Voices from the Idaho EdNews Community

Leaders Must Lead During Global Pandemic

Melissa Wintrow

It came as a huge relief when Governor Little announced that the stay-at-home order would continue and that upcoming decisions to “re-open” business should be done based on the best scientific information available. Our current health care systems have not been overwhelmed yet thanks to most Idahoans following CDC guidelines to stay at home, social distance, wash hands, and wear masks in public. If we want to continue to safeguard public health, we must stay vigilant in these actions to reduce the number of severely ill patients and deaths.

This was a difficult decision to make and a difficult one to follow. Lives have been disrupted. People can’t pay the bills, people are sick, socially isolated, and discouraged. However, we must use that Idaho resiliency and discipline to make conservative decisions that will increase public safety and reduce severe illness and death.

It is unsettling to see outright misinformation and incendiary remarks from some of my colleagues across the aisle encouraging Idahoans to defy these orders. A disease knows no political affiliation nor business principles. The Governor’s extension of his order came in the wake of the deadliest day we have seen in our nation, and businesses nationwide are making tough decisions to protect their communities.

I applaud the governor for putting public health first, even at the dismay of many of my conservative colleagues who have been pressuring him to put business first. As one House member noted in a recent email chain that included the Governor, “Capitalism should rule the day… The consumer will make the right choice and the markets will dictate their success.” Should market success come at the expense of the health of everyday citizens? Idahoans are proud of our businesses and pride ourselves on the free market, but this is a public health crisis that we must acknowledge can worsen if we do not use the available scientific information to help make our decisions.  We want to believe that everyone will follow advice and recommendations to keep each other safe, but this is a highly contagious virus that can bring even the strongest among us to our knees.
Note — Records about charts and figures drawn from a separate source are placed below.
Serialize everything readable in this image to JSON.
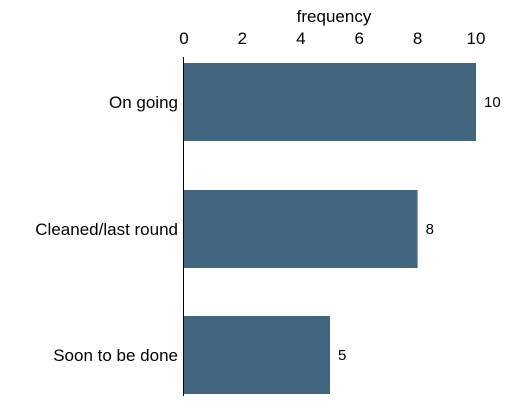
{
  "chart_data": {
    "type": "bar",
    "orientation": "horizontal",
    "categories": [
      "On going",
      "Cleaned/last round",
      "Soon to be done"
    ],
    "values": [
      10,
      8,
      5
    ],
    "data_labels": [
      "10",
      "8",
      "5"
    ],
    "title": "",
    "xlabel": "frequency",
    "ylabel": "",
    "xlim": [
      0,
      10
    ],
    "x_ticks": [
      0,
      2,
      4,
      6,
      8,
      10
    ],
    "x_tick_labels": [
      "0",
      "2",
      "4",
      "6",
      "8",
      "10"
    ],
    "x_axis_position": "top",
    "grid": false,
    "legend": "none",
    "bar_color": "#426580"
  }
}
I love Idaho and I am proud to be a representative in this great state. In one of the scariest times for our state and nation, I’ve seen thousands of Idahoans working together to keep their neighbors safe and secure. In the face of this unprecedented crisis, most Idahoans are responding with resiliency and innovation, which is why I’m saddened when I see a small faction of my colleagues and conservative organizations belittling the situation and the tough decisions that the Governor had to make to safeguard the health and safety of Idahoans.

It is deeply troubling to see slanderous and uncivil social media posts inciting resistance to logical measures to respond to a virus spreading throughout the world. It is painful that the best of Idaho is not being represented in the national media and, once again, a small and divisive group of state and local leaders have lost sight of the health and safety of their constituents over ideology and some far-fetched fear about “big brother.”  The Governor is using the authority granted by the constitution and Idaho state code to enact reasonable orders to safeguard public health. Although we have had our fair share of national embarrassment in the past, I have been incredibly disappointed seeing national headlines showcasing some conservative Idaho officials setting aside reason and science, willing to put their communities’ health and safety in danger instead of listening to reason from medical professionals.

The Governor, the CDC, the World Health Organization, and health professionals across the world have asked people to follow basic steps to reduce the spread of a deadly virus. As public officials, we have a responsibility to encourage and model the recommendations that we are given by people who have knowledge and information. Unfortunately, not all Idaho public officials are being truthful and responsible.

I want to thank the Governor for stepping up and accepting that we have hard decisions to make and looking out for public health and safety is among his most important roles. As a state, we can become a model for the rest of the nation by joining Governor Little in staying home, increasing testing opportunities, and following the recommendations created by the medical community.

We can turn back the negative tide of media headlines and be applauded for making the tough calls, instead of putting lives at risk for political gain. Saving lives doesn’t mean we’re anti-business, either. We are working with the federal government to find ways to support our businesses to weather the storm. Our business right now, as a state, is to keep our people safe.

Melissa Wintrow

Melissa Wintrow

Sen. Melissa Wintrow, represents District 19, is serving her first term in the Idaho Senate after three terms in the House. She sits on the health and welfare, judiciary and rules, and transportation committees. Sen. Wintrow previously taught gender studies courses at Boise State University.